Now let's move on to the severe issues. The first one is reported on FalconUserDataDataBase.FalconUserDataSchema.USERDATA-00790dd7-b08d-4b4c-b895-1501183a3fa9, which is a user uploaded table.

The issue is clear here. The process was not able to find any suitable match for this table, which means there is not a table which even looks a little bit like this table, so it is most likely missing on the target system. The solution here is to notify the client that this table is missing and they will need to create it. However, if you can agree the name with the client, you can already specifiy this in the override file and continue your validation.

If we review the remaining 9 severe issues, we can see they are the same issue (missing table), which means we can deal with those the same way as the previous one.

Fixing issues and confirming suggested mappings in the override file¶

We have done our first run now and identified all the initial issues. We don't have necessarily to wait for the client to make all the changes, we can do it ourselves (as long as the client will stick to making the identical changes). For one issue (the incompatible data type on RPT_DEBT) we need to fix the target model input file, which we can do easily by amending the csv file.

So open the target model file (redshift.csv in our case), find the column and correct the data type.

To confirm all other suggested changes, we can do this in the mapping_overrides.csv file. You can open this file with your favourite spreadsheet editor and it will look similar as the image below.

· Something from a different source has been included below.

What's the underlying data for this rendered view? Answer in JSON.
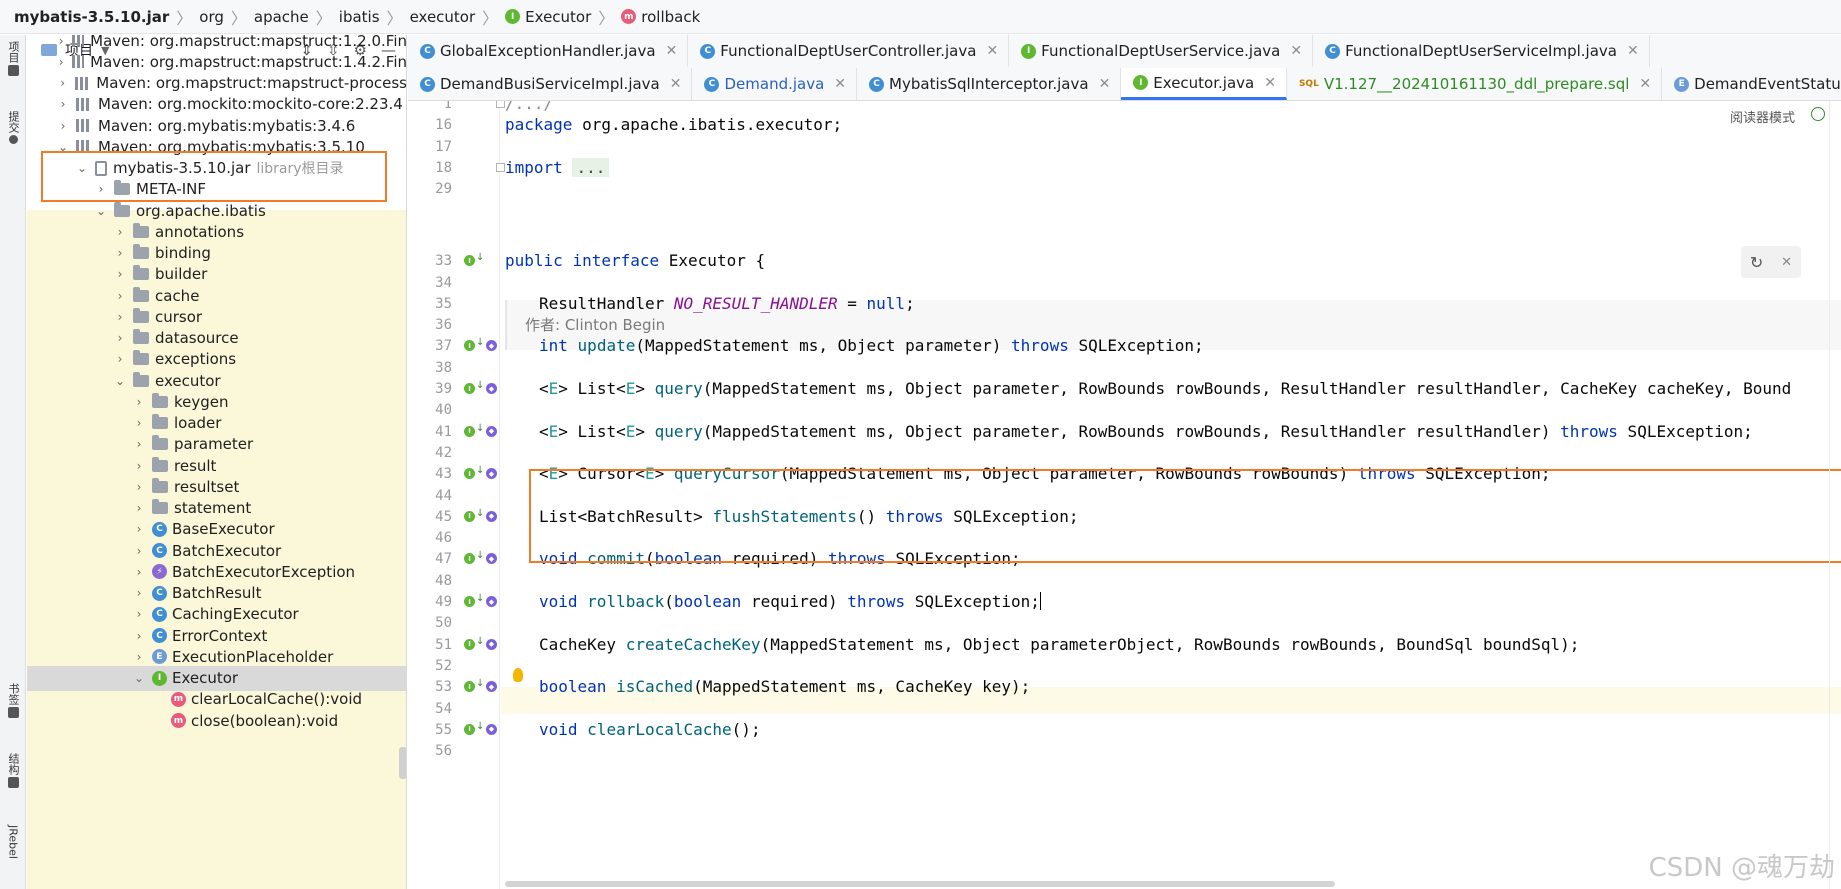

The override contains the following columns:

Column Name	Description
mapping_category	DDL or YAML, depends on which process added this mapping row
mapping_type	Either TABLE or COLUMN, TABLE for just the table mapping, COLUMN for the column mappings
src_database	Name of the source database
src_schema	Name of the source schema
src_table	Name of the source table
src_column	Name of the source column
src_datatype	Data type of the source column
src_datatype_length	Length of the source column data type
src_datatype_decimal	Precision of the source column data type
tar_database	Name of the target database
tar_schema	Name of the target schema
tar_table	Name of the target table
tar_column	Name of the target column
tar_datatype	Data type of the target column
tar_datatype_length	Length of the target column data type
tar_datatype_decimal	Precision of the target column data type
status	Status of the mapping, default UNMAPPED, change to OVERRIDE to accept the mapping on this line
rank	Score of the mapping (only set for tables)

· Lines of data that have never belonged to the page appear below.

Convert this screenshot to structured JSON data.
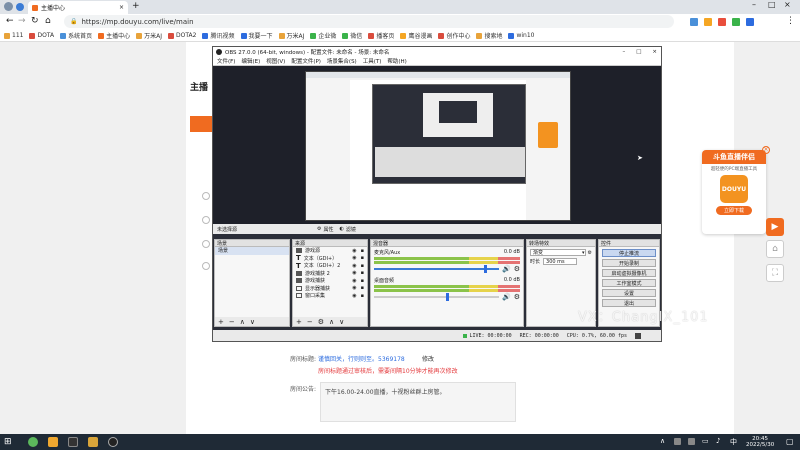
{
  "browser": {
    "tab_title": "主播中心",
    "url": "https://mp.douyu.com/live/main",
    "bookmarks": [
      "111",
      "DOTA",
      "系统首页",
      "主播中心",
      "万米AJ",
      "DOTA2",
      "腾讯视频",
      "我要一下",
      "万米AJ",
      "企业微",
      "微信",
      "播客页",
      "鹰谷漫画",
      "创作中心",
      "搜索地",
      "win10"
    ]
  },
  "page": {
    "side_title": "主播",
    "field_room_title_label": "房间标题:",
    "field_room_title_value": "谨慎回关，行则则至。5369178",
    "field_room_title_action": "修改",
    "notice_text": "房间标题通过审核后，需要间隔10分钟才能再次修改",
    "field_announce_label": "房间公告:",
    "field_announce_value": "下午16.00-24.00直播，十视粉丝群上房管。"
  },
  "ad": {
    "title": "斗鱼直播伴侣",
    "subtitle": "超轻便的PC端直播工具",
    "logo_text": "DOUYU",
    "button": "立即下载"
  },
  "watermark": "VX：ChangIX_101",
  "obs": {
    "title": "OBS 27.0.0 (64-bit, windows) - 配置文件: 未命名 - 场景: 未命名",
    "menu": [
      "文件(F)",
      "编辑(E)",
      "视图(V)",
      "配置文件(P)",
      "场景集合(S)",
      "工具(T)",
      "帮助(H)"
    ],
    "source_bar_label": "未选择源",
    "source_bar_props": "属性",
    "source_bar_filters": "滤镜",
    "scenes_header": "场景",
    "scenes": [
      "场景"
    ],
    "sources_header": "来源",
    "sources": [
      {
        "type": "eye",
        "name": "游戏源"
      },
      {
        "type": "text",
        "name": "文本（GDI+）"
      },
      {
        "type": "text",
        "name": "文本（GDI+）2"
      },
      {
        "type": "eye",
        "name": "游戏捕获 2"
      },
      {
        "type": "eye",
        "name": "游戏捕获"
      },
      {
        "type": "display",
        "name": "显示器捕获"
      },
      {
        "type": "window",
        "name": "窗口采集"
      }
    ],
    "mixer_header": "混音器",
    "mixer": [
      {
        "name": "麦克风/Aux",
        "db": "0.0 dB"
      },
      {
        "name": "桌面音频",
        "db": "0.0 dB"
      }
    ],
    "transitions_header": "转场特效",
    "transition_value": "渐变",
    "duration_label": "时长",
    "duration_value": "300 ms",
    "controls_header": "控件",
    "controls": [
      "停止推流",
      "开始录制",
      "启动虚拟摄像机",
      "工作室模式",
      "设置",
      "退出"
    ],
    "status": [
      "LIVE: 00:00:00",
      "REC: 00:00:00",
      "CPU: 0.7%, 60.00 fps"
    ]
  },
  "taskbar": {
    "time": "20:45",
    "date": "2022/5/30"
  },
  "colors": {
    "accent": "#f06b20",
    "obs_bg": "#2b2e38",
    "taskbar": "#1f2a36"
  }
}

Basically each row contains a source to target mapping. For a table there will be a row for the table mapping and rows for each column. Where a mapping has been identified by the process it will have populated the target already. For tables where no match has been found, the target part of the table and column mappings will be left empty. The override file will only list the mappings with a score lower than 100, i.e. the mappings which need to be fixed or confirmed.

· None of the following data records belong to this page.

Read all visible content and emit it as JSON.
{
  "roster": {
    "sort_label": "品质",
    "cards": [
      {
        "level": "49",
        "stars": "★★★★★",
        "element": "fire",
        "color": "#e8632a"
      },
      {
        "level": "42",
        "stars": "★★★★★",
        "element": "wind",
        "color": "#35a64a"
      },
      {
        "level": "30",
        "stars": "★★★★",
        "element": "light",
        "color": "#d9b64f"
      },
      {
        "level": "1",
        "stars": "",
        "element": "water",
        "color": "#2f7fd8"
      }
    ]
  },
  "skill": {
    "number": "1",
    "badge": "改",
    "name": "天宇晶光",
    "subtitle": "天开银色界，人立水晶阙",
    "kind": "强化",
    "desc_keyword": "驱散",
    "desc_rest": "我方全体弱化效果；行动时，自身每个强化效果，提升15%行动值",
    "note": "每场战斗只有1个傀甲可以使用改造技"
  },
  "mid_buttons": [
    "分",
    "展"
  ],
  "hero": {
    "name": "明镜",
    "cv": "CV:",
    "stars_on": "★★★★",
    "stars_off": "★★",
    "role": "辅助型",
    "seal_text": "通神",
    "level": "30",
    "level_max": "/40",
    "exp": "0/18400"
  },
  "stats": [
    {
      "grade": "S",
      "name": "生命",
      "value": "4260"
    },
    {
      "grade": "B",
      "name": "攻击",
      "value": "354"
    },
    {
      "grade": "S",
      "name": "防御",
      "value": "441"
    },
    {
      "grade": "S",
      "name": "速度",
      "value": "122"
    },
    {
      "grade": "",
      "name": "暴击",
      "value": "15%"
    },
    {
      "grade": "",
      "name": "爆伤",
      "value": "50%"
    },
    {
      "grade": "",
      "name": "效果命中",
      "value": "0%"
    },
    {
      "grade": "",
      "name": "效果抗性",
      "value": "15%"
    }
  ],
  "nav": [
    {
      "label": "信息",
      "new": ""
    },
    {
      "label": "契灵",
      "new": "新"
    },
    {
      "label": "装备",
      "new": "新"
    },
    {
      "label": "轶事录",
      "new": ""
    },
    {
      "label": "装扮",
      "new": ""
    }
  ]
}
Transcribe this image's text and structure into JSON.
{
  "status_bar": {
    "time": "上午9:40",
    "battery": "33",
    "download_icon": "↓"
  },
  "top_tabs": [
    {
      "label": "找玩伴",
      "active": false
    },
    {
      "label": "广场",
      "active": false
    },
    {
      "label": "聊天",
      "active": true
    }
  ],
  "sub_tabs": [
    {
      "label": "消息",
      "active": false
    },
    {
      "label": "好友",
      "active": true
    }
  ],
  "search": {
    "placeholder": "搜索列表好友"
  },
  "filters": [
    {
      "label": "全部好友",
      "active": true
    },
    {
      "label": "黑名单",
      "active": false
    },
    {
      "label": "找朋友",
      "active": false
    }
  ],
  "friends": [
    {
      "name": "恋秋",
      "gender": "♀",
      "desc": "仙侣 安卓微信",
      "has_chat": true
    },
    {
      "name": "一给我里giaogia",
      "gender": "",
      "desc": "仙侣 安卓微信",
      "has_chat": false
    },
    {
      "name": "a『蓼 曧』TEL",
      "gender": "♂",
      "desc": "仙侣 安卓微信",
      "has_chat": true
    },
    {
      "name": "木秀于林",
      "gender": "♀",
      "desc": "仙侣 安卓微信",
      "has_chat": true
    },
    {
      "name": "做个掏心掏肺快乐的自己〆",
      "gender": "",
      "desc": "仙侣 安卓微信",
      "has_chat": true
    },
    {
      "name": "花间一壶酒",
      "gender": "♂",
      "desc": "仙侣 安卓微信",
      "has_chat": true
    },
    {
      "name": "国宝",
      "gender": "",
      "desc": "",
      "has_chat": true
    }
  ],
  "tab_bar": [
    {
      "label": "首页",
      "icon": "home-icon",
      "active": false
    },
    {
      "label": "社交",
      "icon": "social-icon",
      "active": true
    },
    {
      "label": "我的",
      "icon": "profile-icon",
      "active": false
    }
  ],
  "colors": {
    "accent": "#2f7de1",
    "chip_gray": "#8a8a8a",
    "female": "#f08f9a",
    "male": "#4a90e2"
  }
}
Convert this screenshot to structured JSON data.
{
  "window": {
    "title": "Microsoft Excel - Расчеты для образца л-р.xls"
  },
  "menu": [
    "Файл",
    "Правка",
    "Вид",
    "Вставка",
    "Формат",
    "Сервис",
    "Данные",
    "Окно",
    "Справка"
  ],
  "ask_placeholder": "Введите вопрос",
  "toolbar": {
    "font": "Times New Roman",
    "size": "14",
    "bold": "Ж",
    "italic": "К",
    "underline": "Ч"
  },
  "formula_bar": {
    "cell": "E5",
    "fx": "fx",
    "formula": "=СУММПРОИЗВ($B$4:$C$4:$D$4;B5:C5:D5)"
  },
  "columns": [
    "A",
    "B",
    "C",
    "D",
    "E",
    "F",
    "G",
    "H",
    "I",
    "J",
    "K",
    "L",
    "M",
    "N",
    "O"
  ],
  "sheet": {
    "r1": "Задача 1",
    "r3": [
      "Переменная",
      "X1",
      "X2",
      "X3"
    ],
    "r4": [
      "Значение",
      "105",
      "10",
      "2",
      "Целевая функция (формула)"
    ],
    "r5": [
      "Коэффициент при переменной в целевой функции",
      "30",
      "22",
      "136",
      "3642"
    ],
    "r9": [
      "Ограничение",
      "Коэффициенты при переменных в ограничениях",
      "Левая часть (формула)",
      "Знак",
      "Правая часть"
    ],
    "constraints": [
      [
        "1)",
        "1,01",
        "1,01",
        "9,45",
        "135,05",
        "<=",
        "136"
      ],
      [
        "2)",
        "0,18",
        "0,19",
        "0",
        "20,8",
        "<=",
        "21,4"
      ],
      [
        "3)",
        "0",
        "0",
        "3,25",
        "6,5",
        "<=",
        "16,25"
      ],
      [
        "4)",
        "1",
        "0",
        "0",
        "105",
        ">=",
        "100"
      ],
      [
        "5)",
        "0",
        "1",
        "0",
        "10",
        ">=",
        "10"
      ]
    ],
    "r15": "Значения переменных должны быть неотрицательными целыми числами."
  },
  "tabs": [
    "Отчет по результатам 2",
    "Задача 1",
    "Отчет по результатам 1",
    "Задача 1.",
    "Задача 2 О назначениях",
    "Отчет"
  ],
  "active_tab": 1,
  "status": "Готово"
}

To deal with the identified issues, we can do the following:

1. For the issues with tables DEC_ENG_RAF_LIST, EDW_IL_IDENTITIES_D and EDW_IL_PARTNERS_D we can just confirm the mappings by changing the value in the status column to OVERRIDE to accept the suggested mappings.
2. For the issue with RPT_DEBT (the incorrect data type), we can fix the data type by setting the target data type to DATE and set the mapping status to OVERRIDE
3. For the missing tables - assuming that you have agreed with the client that they will create them with the exact same names, columns and data types, we need to do the following: 
   1. Populate the target fields by copying the source table, columns and data types to the target fields.
   2. Make sure the target data types are supported by the target system and change them where necessary
   3. Agree with the client the name of the target database/schema where these objects will be created and set these in the target database and target schema column
   4. Change the mapping status to OVERRIDE for these rows

Rerunning the validation with overrides¶

We can now rerun the validation.

And the validation passed, because we have fixed/overridden the issues and we are ready to remap to connections file.